An interesting pub quiz question could be to ask how many times the Nasdaq Composite index has risen from its low point in 1974, which came soon after the index was launched. Has it risen five times, 10 times, 20 times, 50 times? The answer is none of those. It is up an incredible 219 times! Which makes you think about all the blood, sweat and tears that has gone into investment strategy and analysis since 1974. All the meetings of investment committees, analysts’ reports, agonised buying and selling; all the self-congratulation when things go right and the chest beating when they go wrong. Yet has anybody apart from Warren Buffett matched the appreciation achieved by the Nasdaq Composite index. Probably not is the most likely answer.
It is this realisation that created the phenomenon of passive investing, setting up low cost funds known as ETFs (exchange traded funds, which you can buy and sell them just like any other share) which simply track an index.

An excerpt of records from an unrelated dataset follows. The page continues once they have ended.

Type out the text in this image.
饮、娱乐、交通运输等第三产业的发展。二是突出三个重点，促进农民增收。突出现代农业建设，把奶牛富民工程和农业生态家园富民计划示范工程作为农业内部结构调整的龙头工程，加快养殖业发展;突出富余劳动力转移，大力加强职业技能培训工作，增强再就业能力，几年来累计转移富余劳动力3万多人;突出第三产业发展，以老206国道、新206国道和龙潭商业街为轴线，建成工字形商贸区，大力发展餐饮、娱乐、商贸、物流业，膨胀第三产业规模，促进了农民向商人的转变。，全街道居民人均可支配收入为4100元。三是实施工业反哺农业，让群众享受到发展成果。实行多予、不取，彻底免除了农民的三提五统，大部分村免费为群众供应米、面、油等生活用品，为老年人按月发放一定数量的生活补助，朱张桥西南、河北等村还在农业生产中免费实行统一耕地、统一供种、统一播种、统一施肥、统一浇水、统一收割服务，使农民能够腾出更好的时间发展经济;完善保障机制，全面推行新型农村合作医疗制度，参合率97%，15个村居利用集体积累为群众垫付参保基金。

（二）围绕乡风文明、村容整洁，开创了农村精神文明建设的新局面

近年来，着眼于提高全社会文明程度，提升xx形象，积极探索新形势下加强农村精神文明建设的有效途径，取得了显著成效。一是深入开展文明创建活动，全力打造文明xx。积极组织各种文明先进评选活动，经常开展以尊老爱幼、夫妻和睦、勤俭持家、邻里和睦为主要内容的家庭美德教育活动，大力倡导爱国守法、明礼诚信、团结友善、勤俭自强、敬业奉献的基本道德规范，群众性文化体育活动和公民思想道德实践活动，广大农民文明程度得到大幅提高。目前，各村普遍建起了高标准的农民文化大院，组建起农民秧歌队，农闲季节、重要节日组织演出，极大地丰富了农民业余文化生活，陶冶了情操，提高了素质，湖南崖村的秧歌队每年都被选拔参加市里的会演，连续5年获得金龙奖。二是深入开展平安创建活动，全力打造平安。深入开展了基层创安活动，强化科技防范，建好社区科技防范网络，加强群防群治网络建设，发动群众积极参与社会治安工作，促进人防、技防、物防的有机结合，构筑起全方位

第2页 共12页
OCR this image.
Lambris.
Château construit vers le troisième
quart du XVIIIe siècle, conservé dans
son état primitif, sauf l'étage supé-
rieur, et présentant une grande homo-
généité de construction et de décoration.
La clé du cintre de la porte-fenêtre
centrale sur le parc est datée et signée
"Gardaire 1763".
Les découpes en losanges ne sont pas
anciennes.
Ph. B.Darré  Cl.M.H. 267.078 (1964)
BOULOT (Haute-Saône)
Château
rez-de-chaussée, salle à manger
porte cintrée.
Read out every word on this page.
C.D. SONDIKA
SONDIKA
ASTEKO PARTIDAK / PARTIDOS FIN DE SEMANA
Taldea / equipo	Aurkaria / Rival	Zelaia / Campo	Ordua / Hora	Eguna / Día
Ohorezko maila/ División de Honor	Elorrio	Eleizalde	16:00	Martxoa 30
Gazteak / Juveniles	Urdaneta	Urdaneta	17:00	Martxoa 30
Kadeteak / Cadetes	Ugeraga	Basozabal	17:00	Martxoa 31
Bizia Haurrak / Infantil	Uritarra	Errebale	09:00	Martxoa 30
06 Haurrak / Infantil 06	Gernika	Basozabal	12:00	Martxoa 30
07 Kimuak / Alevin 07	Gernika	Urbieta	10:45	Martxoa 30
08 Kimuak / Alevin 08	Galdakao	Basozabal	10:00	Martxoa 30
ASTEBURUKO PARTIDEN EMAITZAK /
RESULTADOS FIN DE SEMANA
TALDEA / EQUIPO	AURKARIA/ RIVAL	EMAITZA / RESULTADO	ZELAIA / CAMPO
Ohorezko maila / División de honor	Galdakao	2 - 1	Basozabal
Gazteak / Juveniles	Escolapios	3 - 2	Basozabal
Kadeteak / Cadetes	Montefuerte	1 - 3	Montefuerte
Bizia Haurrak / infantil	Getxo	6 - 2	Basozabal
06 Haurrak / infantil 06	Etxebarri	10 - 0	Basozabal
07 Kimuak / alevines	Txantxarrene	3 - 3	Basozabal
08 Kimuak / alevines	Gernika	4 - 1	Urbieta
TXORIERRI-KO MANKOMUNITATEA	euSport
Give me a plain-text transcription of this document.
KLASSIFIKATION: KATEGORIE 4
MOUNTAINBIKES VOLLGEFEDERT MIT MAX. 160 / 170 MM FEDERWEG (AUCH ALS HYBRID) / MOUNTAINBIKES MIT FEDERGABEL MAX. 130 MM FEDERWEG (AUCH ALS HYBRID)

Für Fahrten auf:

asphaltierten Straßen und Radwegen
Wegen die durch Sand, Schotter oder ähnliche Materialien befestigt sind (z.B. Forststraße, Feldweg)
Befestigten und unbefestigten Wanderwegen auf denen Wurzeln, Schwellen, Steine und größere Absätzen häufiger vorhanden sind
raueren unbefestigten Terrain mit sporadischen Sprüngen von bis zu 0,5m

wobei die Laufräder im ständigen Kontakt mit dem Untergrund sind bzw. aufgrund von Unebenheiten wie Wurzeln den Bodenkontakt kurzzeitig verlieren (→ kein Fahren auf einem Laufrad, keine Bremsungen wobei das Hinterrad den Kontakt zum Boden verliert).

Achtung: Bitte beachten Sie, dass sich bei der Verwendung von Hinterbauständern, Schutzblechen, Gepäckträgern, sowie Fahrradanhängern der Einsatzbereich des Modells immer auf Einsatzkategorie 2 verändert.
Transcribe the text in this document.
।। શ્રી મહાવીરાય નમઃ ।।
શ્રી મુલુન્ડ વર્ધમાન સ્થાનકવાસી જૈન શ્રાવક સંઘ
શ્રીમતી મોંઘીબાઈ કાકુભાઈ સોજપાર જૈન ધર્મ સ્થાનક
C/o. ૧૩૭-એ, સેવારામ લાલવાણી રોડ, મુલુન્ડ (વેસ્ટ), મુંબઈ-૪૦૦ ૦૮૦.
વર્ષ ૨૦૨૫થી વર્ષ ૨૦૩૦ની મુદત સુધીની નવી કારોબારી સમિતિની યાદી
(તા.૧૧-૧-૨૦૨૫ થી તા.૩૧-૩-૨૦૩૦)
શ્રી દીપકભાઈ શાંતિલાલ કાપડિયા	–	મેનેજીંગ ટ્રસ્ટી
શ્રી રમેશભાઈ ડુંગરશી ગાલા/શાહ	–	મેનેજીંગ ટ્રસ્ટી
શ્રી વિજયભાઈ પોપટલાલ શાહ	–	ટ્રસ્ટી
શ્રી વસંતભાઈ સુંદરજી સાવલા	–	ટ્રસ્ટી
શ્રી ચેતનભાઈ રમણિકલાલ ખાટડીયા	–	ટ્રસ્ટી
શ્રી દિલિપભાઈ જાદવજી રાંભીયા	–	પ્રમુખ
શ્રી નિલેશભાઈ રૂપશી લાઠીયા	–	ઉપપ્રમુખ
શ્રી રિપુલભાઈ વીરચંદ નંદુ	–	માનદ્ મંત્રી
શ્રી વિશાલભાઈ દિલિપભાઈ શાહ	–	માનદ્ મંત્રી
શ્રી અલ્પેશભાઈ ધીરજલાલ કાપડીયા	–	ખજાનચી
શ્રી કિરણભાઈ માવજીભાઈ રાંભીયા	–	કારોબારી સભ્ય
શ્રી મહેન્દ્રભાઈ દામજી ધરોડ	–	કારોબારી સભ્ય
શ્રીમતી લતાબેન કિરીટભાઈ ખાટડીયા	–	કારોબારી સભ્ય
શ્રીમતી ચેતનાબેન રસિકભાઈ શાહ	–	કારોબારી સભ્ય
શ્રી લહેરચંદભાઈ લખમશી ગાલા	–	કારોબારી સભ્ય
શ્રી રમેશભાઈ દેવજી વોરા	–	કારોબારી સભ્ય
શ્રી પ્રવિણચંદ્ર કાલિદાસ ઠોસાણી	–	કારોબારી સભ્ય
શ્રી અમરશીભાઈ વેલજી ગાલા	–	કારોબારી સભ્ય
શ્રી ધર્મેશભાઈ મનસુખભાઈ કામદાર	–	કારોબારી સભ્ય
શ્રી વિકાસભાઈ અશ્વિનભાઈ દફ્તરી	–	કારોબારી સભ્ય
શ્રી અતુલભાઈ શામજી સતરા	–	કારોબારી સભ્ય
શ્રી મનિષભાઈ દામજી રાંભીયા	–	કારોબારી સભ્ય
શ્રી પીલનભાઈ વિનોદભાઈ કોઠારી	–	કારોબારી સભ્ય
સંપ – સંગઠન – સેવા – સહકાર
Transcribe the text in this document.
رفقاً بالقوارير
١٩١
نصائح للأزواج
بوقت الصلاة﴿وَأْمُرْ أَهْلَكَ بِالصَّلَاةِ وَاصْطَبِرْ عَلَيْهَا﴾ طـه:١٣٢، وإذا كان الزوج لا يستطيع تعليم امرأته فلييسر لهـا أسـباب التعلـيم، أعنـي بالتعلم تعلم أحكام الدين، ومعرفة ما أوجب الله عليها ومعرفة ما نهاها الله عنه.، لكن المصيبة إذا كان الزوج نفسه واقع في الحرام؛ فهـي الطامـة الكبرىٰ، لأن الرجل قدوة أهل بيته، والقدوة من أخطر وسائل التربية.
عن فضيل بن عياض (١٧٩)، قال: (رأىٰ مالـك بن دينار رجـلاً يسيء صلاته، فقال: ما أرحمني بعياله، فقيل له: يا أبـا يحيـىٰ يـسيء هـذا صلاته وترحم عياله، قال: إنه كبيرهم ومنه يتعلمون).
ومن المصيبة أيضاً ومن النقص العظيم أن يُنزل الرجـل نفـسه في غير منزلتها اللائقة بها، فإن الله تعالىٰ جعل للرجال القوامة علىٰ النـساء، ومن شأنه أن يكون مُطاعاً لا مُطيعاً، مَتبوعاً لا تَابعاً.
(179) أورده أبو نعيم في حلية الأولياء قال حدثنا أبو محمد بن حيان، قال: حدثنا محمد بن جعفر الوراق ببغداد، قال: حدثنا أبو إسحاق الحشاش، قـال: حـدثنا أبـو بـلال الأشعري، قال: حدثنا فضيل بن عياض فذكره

The investment process is not quite as passive as it sounds because indices are not static. On the contrary they are periodically rebalanced around the best performing shares so they are a bit like momentum funds. The beauty of the process is that there is no discretion involved. As new successful businesses emerge their values rise until they force their way into the indices, displacing businesses that are not performing so well. Think Amazon comes in and some dying department store business drops out and you get the idea of what is happening. Indices are forward looking, based on the businesses of the future and continually discarding the businesses which history is leaving behind. It works so well that in 2017 I launched Quentinvest for ETFs, an online service which advises subscribers when and what ETFs to buy. It is doing very well, especially from the perspective of UK-based subscribers which is most of them.
I describe the UK indices as elephants’ graveyards. For some reason when it comes to technology, which is at the heart of why the US indices are so strong, the UK and Europe have noticeably failed to join the party. Is it something to do with the regulatory mindset, which has led to the creation of the EU and the whole Brussels bureaucracy? I think it may be but whatever the reason the FTSE 100 has become a place where businesses go to die.
The FTSE 100 did have a glory period. Between 1988, when the index was launched and 2000 it rose fourfold. Over a similar period the Nasdaq 100 index (like the Nasdaq Composite but with a heavier weighting of technology shares) rose 24-fold so let’s not get too excited about UK shares.
Since 2000 the Nasdaq 100 has almost trebled from the then peak and risen 15-fold from the 2003 low point. Over the same period the FTSE 100 is down slightly on its 2000 peak and has slightly less than doubled from its 2003 low point. The resulting massive outperformance by US shares of UK shares shows why it makes great sense for UK investors to buy US shares and US-focused ETFs and that is one reason why Quentinvest for ETFs is delivering brilliant results for UK investors. Put another way, as Warren Buffett, has suggested many investors could save a great deal of agonising and obtain good returns just by buying an ETF tracking a key US index. He suggested an ETF tracking the S&P 500, the nearest thing to an index of corporate America. It is not a bad idea. If you look at a chart of the S&P 500 it boomed and busted in the 1920s and 1930s but since then it has climbed impressively. It is currently 3,585. When it reaches 4,530, which it surely will one day, it will be up 1,000 times on the low point in August 1932.
The other implication of the seemingly relentless rise of the main US indices is that selling is not a good idea. If you never sell you are going to win in the end and probably win big. If you try to time your buying and selling you take investment decision making from the rational part of your brain and hand it over to your emotions, especially emotions like greed, fear and crowd psychology. There is a danger that you will buy when everybody is excited (at a temporary high point) and sell when everybody is fearful (at a temporary low point). You end up looking at an index, which has climbed dramatically but somehow you have managed to lose money. This is why I often advocate a strategy of never selling for indices, ETFs and even individual shares.
The vast majority of people who make huge amounts of money in the stock market do it by broadly never selling. These people are the owners and founders of businesses, people like Bill Gates at Microsoft and Jeff Bezos at Amazon. They may dribble out some stock from time to time and realise their vast wealth as a retirement strategy but otherwise they stick by their business through thick and thin because they have an owner’s mentality. Buffett says all investors should feel the same. First they should only buy shares in companies where they want to be a part owner and secondly, once they have bought the shares, they should behave like an owner and be very reluctant to sell.
This is particularly relevant at the moment because of the technology revolution. This revolution is all about technology and is being driven by high and rising spending on research and development. Most of the companies which I look at and recommend across my publications not only spend heavily on r&d but spend much more every year. Globally r&d spending is going through the roof and driving the global technology revolution at an accelerating rate. This in turn is disrupting the way we do things and dividing the stock market into winners and losers on a global scale.